A rough, windy night and a lazy morning: at least up until
my swim – which always seems like a defining moment in my day.
The pool
was ‘full’ (that is, the designated swimming lanes were full) and I had to hug
the floats in the ‘other ranks and children’ section. As this was empty that was not such a bad
thing, indeed it is sometimes more spacious as the swimming lanes are sometimes
filled by two people and I invariable bash watch or hand or arm against the
floats. This is not a hardship, but I
swim with the sort of determined resolve that means even the slightest touch of
flailing arm against float is painful.
Lunch was from our usual take away with the excitement of
the meal usually being the increasingly desperate search for a parking space
within walking distance of the place.
Only once have I given up and got the meal from somewhere else, but on a
few other occasions it has come close to the break-off point where another
restaurant beckons.
To
understand quite what I go through you also have to understand the Spanish,
well Catalan approach to parking. Any
portion of road no occupied by a car is fair game. It doesn’t matter if the length of road is
also the start of a zebra crossing or has zigzag yellow lines on it or ‘no
parking’ signs: if there is nothing there, so the thinking goes, your car could
be. However bad you think British
parking is – Spanish is worse. Much
worse.
My first
three choices of ‘easy’ parking spaces were singularly full and as I was making
for my ‘last chance’ area I came across that rarest of the rare: an empty legal
parking space.
I hate
reverse parking with a gut wrenching loathing, but that was the only way that I
was going to get in. I don’t know what
it is about the car that I am driving at the moment but I have not really come
to terms with the length and turning circle of whatever you call it which makes
reverse parking possible. Earlier in my
driving life I was spoilt by owning a Triumph Herald Estate which would park,
as it were, on a sixpence – and I have suffered from a continuing resentment
that other cars have not been made with the same versatility with each new
vehicle that I have owned.
And this
space was on a busy road which means that your inept attempts to park will have
an irate driver watching your lack of skill and radiating hatred at your
delaying him.
In the
perverse way in which these things happen, my parking worked out perfectly and
it made it appear as if I had been reverse parking as a dedicated hobby for
most of my life! I celebrate my competence
wherever I can find it! And the food was
good too!
Another
positive step forward in my so-called research for my Open University
course. A London interior designer who
has at least four of the paintings by the artist I am interested in has agreed
to let me visit him in his Chelsea flat and view the works! This is a major step forward, as I have yet
to see a single example of Alvaro Guevara’s work in the flesh. The other artist in my writing is David
Hockney, so there is no paucity of paintings and, from my point of view more
importantly, no shortage of critical works to use. I think things are coming together pretty
well. And, as my tutor has an especial
interest in the work of the Bloomsbury Group I think that I am on to a winner
here! As usual the only problem is
getting the damn thing written!
A more
pressing problem is the fact that I have to get another tutor marked assignment
done before I can give full attention to the final project. The danger is that I allow myself to become
complacent about the fact that I am at least a fortnight ahead of myself as far
as the reading for the course is concerned.
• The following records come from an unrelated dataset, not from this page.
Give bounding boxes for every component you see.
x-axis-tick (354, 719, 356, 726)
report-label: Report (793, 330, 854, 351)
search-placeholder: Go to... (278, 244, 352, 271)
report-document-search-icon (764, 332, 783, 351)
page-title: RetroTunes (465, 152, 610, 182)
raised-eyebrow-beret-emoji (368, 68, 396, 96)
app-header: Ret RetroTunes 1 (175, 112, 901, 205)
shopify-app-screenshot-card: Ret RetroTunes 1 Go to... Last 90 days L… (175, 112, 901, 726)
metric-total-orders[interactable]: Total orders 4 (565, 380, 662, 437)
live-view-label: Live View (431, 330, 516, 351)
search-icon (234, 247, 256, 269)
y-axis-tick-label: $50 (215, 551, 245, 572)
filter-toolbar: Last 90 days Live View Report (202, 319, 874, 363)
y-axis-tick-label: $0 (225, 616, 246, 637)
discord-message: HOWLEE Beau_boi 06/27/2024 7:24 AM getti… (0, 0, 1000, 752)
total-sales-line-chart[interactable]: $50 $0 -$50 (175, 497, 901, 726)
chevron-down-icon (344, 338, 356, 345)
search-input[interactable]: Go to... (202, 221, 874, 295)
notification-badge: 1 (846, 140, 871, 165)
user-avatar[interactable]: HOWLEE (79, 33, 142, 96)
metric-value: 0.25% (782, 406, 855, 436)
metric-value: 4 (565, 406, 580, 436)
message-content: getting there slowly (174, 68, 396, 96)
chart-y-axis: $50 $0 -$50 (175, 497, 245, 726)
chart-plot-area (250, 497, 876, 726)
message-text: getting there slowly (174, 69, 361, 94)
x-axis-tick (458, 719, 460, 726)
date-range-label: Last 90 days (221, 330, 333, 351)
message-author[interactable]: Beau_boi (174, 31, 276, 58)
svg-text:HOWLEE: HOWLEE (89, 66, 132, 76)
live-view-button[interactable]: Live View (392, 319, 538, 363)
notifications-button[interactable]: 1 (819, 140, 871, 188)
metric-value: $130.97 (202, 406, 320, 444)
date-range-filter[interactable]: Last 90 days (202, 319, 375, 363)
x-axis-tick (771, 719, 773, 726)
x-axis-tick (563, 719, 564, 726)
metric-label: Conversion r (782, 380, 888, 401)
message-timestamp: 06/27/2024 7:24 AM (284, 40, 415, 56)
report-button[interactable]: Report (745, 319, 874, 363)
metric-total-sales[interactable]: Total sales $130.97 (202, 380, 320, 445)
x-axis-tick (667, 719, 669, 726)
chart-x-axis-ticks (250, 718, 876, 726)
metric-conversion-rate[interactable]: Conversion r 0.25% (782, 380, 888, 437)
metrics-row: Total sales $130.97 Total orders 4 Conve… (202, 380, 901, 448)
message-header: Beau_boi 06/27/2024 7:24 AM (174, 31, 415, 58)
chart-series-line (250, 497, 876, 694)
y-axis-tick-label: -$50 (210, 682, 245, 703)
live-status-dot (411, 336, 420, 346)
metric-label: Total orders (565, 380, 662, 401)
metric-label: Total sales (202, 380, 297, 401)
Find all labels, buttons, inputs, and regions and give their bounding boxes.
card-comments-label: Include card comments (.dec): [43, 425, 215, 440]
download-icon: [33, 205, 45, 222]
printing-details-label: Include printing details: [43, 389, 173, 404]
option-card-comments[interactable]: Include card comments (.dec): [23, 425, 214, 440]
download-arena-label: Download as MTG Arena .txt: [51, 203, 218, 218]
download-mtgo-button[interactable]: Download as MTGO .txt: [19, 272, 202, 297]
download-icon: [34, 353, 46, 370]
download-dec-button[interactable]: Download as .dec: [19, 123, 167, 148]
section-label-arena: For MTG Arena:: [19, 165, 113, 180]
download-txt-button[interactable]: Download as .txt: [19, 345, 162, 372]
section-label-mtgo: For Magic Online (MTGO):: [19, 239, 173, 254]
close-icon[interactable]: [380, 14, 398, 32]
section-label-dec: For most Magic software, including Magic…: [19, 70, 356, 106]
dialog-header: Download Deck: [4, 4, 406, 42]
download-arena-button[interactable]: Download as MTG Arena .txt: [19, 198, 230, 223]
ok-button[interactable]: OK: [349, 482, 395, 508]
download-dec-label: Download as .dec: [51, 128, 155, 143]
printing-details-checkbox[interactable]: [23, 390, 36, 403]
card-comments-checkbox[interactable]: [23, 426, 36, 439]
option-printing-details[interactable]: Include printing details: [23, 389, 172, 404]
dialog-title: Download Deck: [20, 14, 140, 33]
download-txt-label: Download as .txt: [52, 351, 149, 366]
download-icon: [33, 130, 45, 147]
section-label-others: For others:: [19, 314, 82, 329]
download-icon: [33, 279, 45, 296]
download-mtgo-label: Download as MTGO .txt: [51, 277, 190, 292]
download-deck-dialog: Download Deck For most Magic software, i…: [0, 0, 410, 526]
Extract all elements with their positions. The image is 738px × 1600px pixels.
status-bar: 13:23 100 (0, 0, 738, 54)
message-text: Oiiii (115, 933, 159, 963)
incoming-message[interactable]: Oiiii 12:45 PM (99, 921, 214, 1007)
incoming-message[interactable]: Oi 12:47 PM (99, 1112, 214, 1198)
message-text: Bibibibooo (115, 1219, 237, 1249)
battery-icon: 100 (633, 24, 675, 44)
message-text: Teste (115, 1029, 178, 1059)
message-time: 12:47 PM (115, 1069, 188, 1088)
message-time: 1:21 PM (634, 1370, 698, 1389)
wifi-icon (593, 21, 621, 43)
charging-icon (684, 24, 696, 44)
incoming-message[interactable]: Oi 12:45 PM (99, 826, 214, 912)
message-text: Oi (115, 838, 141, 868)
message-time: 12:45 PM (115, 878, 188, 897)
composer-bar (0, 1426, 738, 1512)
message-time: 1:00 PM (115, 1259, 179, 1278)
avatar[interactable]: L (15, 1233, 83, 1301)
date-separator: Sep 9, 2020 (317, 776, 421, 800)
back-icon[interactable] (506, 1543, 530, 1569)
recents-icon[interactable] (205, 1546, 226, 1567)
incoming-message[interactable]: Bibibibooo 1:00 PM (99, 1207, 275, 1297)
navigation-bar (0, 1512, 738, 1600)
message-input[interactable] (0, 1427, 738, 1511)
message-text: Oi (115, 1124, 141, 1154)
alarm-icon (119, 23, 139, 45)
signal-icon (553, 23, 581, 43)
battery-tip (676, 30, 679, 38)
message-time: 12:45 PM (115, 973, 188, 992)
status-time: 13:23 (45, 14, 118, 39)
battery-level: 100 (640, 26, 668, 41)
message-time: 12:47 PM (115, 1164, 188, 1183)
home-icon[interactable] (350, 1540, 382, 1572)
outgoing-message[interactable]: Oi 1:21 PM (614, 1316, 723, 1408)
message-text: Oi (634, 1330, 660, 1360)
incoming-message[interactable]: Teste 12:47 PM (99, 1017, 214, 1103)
That way lies disaster! There is
also the more interesting problem of our much-delayed holiday which will (if it
takes place) eat into the study time available for me. I must admit that I get a most satisfactory
frisson of academic panic when I consider how things might work out!
The ‘book’ progresses.
I am now working on a poem with the title, ‘What dog was Rodney?’ which
took its genesis from a waking memory of a tune as I marched resolutely towards
the bathroom on waking. Toni gets nearer
and nearer to desperation each time I explain about a poem on which I am working!
I am hoping
that the usual inverse law does not apply to this poem. Usually I find that the more notes that I
have the harder the final poem becomes to produce. Some of the most fluid work that I have
written has come from the skimpiest of starting points. I am putting my trust in the fact that the
fluency of my note making for this piece will be reflected in the smooth ease
with which I produce a draft.
I can now
see why some poets have used publication as a way of concentrating their minds
on the definitive versions of poems. As
I read through what I have written in the draft book form I constantly see the
need for sometimes major, but often minor edits. I tell myself that this is part of the
delight of production.
I have made
a list of what I want the next book to look like and each time I add to the
list I am conscious that I am adding cost.
Still, I also keep telling myself that this is my birthday present to
myself and so a little indulgence will not be out of place. I also think that I would be well advised to
get other quotations for the publication as the little extras that I am
thinking of will eventually add up to something momentous as far as the price
is concerned!
Enough of this escapist writing; time to get down to the
pencil work that comes with the production of a poem!